Il governo argentino guidato da Javier Milei ha recentemente emanato un decreto che reintroduce termini obsoleti e offensivi per classificare la disabilità intellettiva, scatenando una vasta ondata di critiche.
Secondo quanto riportato da El País, la normativa, pubblicata il 14 gennaio, utilizza espressioni come “idiota”, “imbecille” e “debole mentale” per descrivere diversi gradi di disabilità.
Questa classificazione, basata su un decreto del 1998 firmato dall’allora presidente Carlos Saúl Menem, suddivide la disabilità intellettiva in categorie considerate superate e discriminatorie. Il decreto definisce “idiota” chi non ha sviluppato il linguaggio, non sa leggere né scrivere, non riconosce il denaro e non è autonomo nelle funzioni basilari; “imbecille” chi, pur non sapendo leggere e scrivere, è in grado di soddisfare bisogni elementari e svolgere compiti rudimentali; e “debole mentale” chi possiede un vocabolario limitato e può eseguire operazioni semplici.
L’indignazione non si è fatta attendere. L’uso di questa terminologia ha scatenato una valanga di proteste: sette organizzazioni argentine per i diritti umani, guidate dall’Associazione Civile per l’Uguaglianza e la Giustizia (ACIJ), hanno chiesto all’esecutivo di abrogare questa normativa, sostenendo che rappresenta un significativo passo indietro nei diritti delle persone con disabilità, tornando a un modello medico obsoleto.
Come sottolineato da La Capital, diverse organizzazioni hanno denunciato il decreto come un passo indietro nei diritti delle persone con disabilità e una violazione della Convenzione ONU sui diritti delle persone con disabilità, ratificata dall’Argentina nel 2008. Anche l’Associazione Provinciale di Istituzioni per Persone con Disabilità di Santa Fe (Apridis) ha espresso forte preoccupazione, temendo che dietro la reintroduzione di questi termini vi sia una visione più ampia di ridimensionamento delle politiche di sostegno, con possibili tagli ai finanziamenti e minore tutela per le persone fragili.
Inoltre, si teme che l’inasprimento dei criteri per l’ottenimento delle pensioni di invalidità possa escludere molte persone che necessitano di supporto economico, aumentando la loro vulnerabilità e rendendo più difficile la loro piena inclusione nella società.
La pressione sociale ha costretto il governo a intervenire.

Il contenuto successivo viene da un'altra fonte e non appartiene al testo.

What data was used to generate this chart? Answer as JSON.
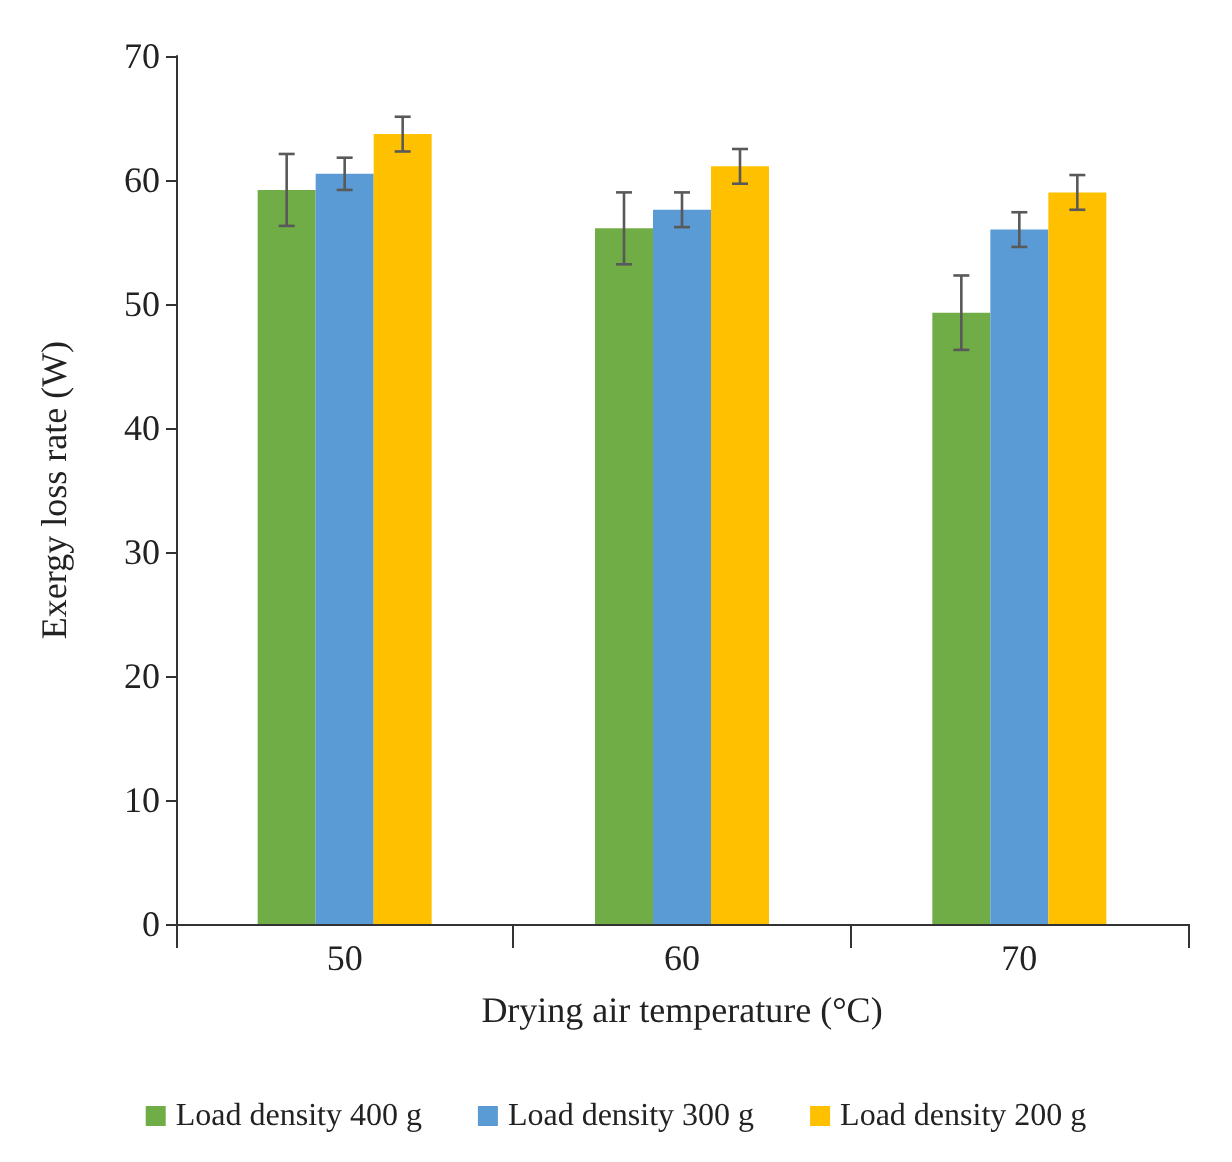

L’Agenzia Nazionale per la Disabilità (ANDis), attraverso un comunicato ufficiale pubblicato sui social media, ha riconosciuto che l’uso di tali termini è stato un “errore” e ha assicurato che la normativa verrà rivista, promettendo di apportare al più presto modifiche su di essa al fine di allinearla agli standard internazionali e adottare una terminologia più rispettosa.

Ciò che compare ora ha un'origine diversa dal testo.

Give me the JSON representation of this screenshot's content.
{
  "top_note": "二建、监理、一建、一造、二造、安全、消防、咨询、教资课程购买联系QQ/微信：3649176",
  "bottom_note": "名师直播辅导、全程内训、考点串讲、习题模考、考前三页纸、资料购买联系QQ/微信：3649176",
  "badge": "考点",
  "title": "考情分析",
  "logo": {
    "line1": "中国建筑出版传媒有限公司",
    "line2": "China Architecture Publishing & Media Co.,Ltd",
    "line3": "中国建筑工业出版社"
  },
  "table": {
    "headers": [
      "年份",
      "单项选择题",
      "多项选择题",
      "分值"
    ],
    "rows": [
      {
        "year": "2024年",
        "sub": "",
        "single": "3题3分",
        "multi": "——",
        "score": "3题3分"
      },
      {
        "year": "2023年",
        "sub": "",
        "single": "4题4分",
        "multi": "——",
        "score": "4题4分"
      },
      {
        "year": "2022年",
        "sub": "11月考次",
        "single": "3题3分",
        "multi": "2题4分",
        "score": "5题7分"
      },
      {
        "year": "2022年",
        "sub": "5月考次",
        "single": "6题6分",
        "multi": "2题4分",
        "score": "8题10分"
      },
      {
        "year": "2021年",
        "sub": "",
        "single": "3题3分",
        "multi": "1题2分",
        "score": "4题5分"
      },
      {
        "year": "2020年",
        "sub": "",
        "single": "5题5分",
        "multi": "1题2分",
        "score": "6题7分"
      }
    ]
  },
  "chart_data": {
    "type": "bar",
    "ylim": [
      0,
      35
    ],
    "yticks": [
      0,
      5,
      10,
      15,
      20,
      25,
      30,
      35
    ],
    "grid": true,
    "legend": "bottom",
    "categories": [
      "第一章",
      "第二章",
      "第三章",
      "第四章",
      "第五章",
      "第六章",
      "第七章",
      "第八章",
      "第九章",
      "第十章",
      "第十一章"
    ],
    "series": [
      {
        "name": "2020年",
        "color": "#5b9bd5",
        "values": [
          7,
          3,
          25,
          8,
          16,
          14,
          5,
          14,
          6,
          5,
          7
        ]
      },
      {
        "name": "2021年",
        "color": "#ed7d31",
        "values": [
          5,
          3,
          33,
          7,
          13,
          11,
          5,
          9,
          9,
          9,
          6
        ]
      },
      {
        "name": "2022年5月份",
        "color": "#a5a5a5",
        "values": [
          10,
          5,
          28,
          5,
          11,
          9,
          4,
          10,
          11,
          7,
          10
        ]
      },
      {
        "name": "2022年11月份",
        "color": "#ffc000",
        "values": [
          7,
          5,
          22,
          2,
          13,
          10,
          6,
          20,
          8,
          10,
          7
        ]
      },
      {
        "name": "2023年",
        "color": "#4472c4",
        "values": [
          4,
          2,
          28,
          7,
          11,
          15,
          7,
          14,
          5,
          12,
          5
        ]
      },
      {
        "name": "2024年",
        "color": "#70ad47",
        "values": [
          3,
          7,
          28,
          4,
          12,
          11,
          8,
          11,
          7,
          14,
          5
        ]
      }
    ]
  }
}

Tuttavia, molti attivisti ritengono che questa marcia indietro non sia sufficiente. Come evidenziato da El País, il problema non è solo lessicale: il linguaggio adottato riflette un’idea antiquata della disabilità, che rischia di tradursi in politiche pubbliche meno inclusive e in un arretramento nella tutela dei diritti.
Se il governo manterrà la promessa di correggere il decreto, il problema immediato potrebbe essere risolto, ma per molti il vero interrogativo è un altro: questa vicenda è solo un incidente di percorso o il sintomo di una politica più ampia che rischia di compromettere anni di conquiste sui diritti delle persone con disabilità?